Эту-то позитивистскую уверенность в том, что разумный, бесстрастный расчет непременно обернется добром для людей, Достоевский очень ярко высмеял в «Записках из подполья» (1864), где рассказчик — одинокий циник-солипсист — наслаждается зубной болью и рассуждает о том, как Клеопатра «любила втыкать золотые булавки в груди своих невольниц»[74]. По мнению человека из подполья, математическое вычисление «человеческих выгод», взятых «средним числом из статистических цифр и из научно-экономических формул», нестерпимо, потому что оно подчиняет волю железному закону предопределения и надобности. Действительно, Чернышевский брался доказывать в своем трактате, что «от надобности не уйдешь, не отвертишься» и что «так не уйдет человек и от истины, потому что по нынешнему положению человеческих дел оказывается с каждым годом все сильнейшая и неотступнейшая надобность в ней»[75]. Но человек из подполья восстает против такой тюремной надобности и произносит знаменитые слова — что «и дважды два пять — премилая иногда вещица». Та «самая выгодная выгода», которую подпольный человек противопоставляет «превосходной степени пользе… очень полезной пользе» Чернышевского, есть личная свобода — «свое собственное, вольное и свободное хотенье»[76].

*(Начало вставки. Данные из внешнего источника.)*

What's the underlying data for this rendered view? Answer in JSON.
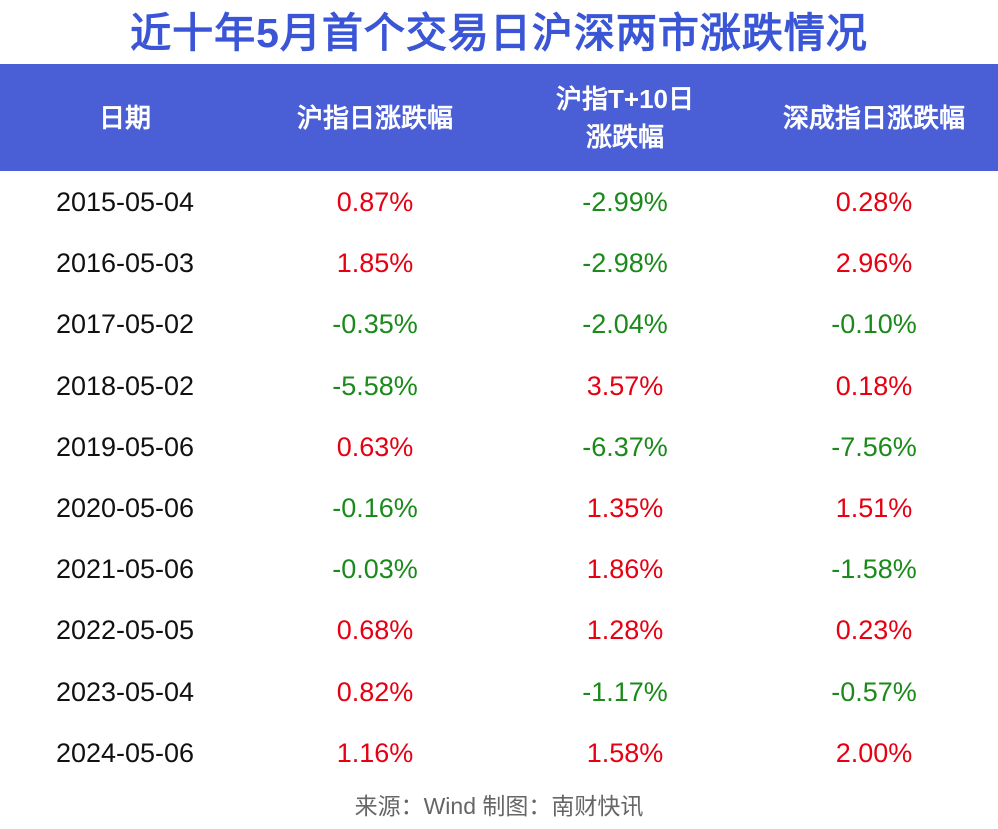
{
  "title": "近十年5月首个交易日沪深两市涨跌情况",
  "source": "来源：Wind 制图：南财快讯",
  "colors": {
    "title": "#3a56d6",
    "header_bg": "#4a5fd6",
    "header_text": "#ffffff",
    "up": "#e60012",
    "down": "#1a8a1a",
    "date": "#111111",
    "source": "#666666"
  },
  "chart_data": {
    "type": "table",
    "title": "近十年5月首个交易日沪深两市涨跌情况",
    "columns": [
      "日期",
      "沪指日涨跌幅",
      "沪指T+10日\n涨跌幅",
      "深成指日涨跌幅"
    ],
    "rows": [
      [
        "2015-05-04",
        "0.87%",
        "-2.99%",
        "0.28%"
      ],
      [
        "2016-05-03",
        "1.85%",
        "-2.98%",
        "2.96%"
      ],
      [
        "2017-05-02",
        "-0.35%",
        "-2.04%",
        "-0.10%"
      ],
      [
        "2018-05-02",
        "-5.58%",
        "3.57%",
        "0.18%"
      ],
      [
        "2019-05-06",
        "0.63%",
        "-6.37%",
        "-7.56%"
      ],
      [
        "2020-05-06",
        "-0.16%",
        "1.35%",
        "1.51%"
      ],
      [
        "2021-05-06",
        "-0.03%",
        "1.86%",
        "-1.58%"
      ],
      [
        "2022-05-05",
        "0.68%",
        "1.28%",
        "0.23%"
      ],
      [
        "2023-05-04",
        "0.82%",
        "-1.17%",
        "-0.57%"
      ],
      [
        "2024-05-06",
        "1.16%",
        "1.58%",
        "2.00%"
      ]
    ],
    "value_color_rule": {
      "positive": "#e60012",
      "negative": "#1a8a1a"
    }
  }
}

Достоевский изображал человека из подполья не полной противоположностью или идейным противником «разумного эгоиста» Чернышевского, а его закономерным порождением. Не имея никакого трансцендентного идеала, к которому можно было бы стремиться, человек из подполья подрывает всякую возможность установить спасительные взаимоотношения с другими людьми. Он достигает предела низости, когда поступок страдающей проститутки Лизы, свидетельствовавший о любви и сочувствии, превращает в простой акт обмена. Когда же она уходит и оставляет на столе пятирублевую бумажку, которую он силой вложил ей в руку, на него наваливается раскаяние, но, ухватившись за принцип утилитарности, он спешит уверить самого себя, что все-таки сделал Лизе добро — тем, что пробудил в ней ненависть. Критики-экзистенциалисты толковали эту повесть как хвалу свободе, но скорее монолог человека из подполья — доказательство того, что нужен закон человеческой любви, а еще — что отсутствие любви чревато катастрофой[77].
Во всех своих произведениях Достоевский описывал «сладострастные» и садистские наклонности, заложенные в человеческой природе. Ярче всего они проявились у убийц — Рогожина из «Идиота» и Ставрогина из «Бесов» — и у своевольных героинь — Настасьи Филипповны из «Идиота» и Лизы Хохлаковой из «Братьев Карамазовых» (той, что мечтает есть ананасный компот, глядя на распинаемого мальчика). Чувственное удовольствие при виде чужих страданий (которое нерасторжимо связывается в этих произведениях со страстями Христовыми) — вот самый эпатажный контраргумент, который Достоевский выдвигает в ответ на предлагаемый Чернышевским утилитарный принцип и на любой призыв действовать во имя наибольшего блага исходя из разумности человека.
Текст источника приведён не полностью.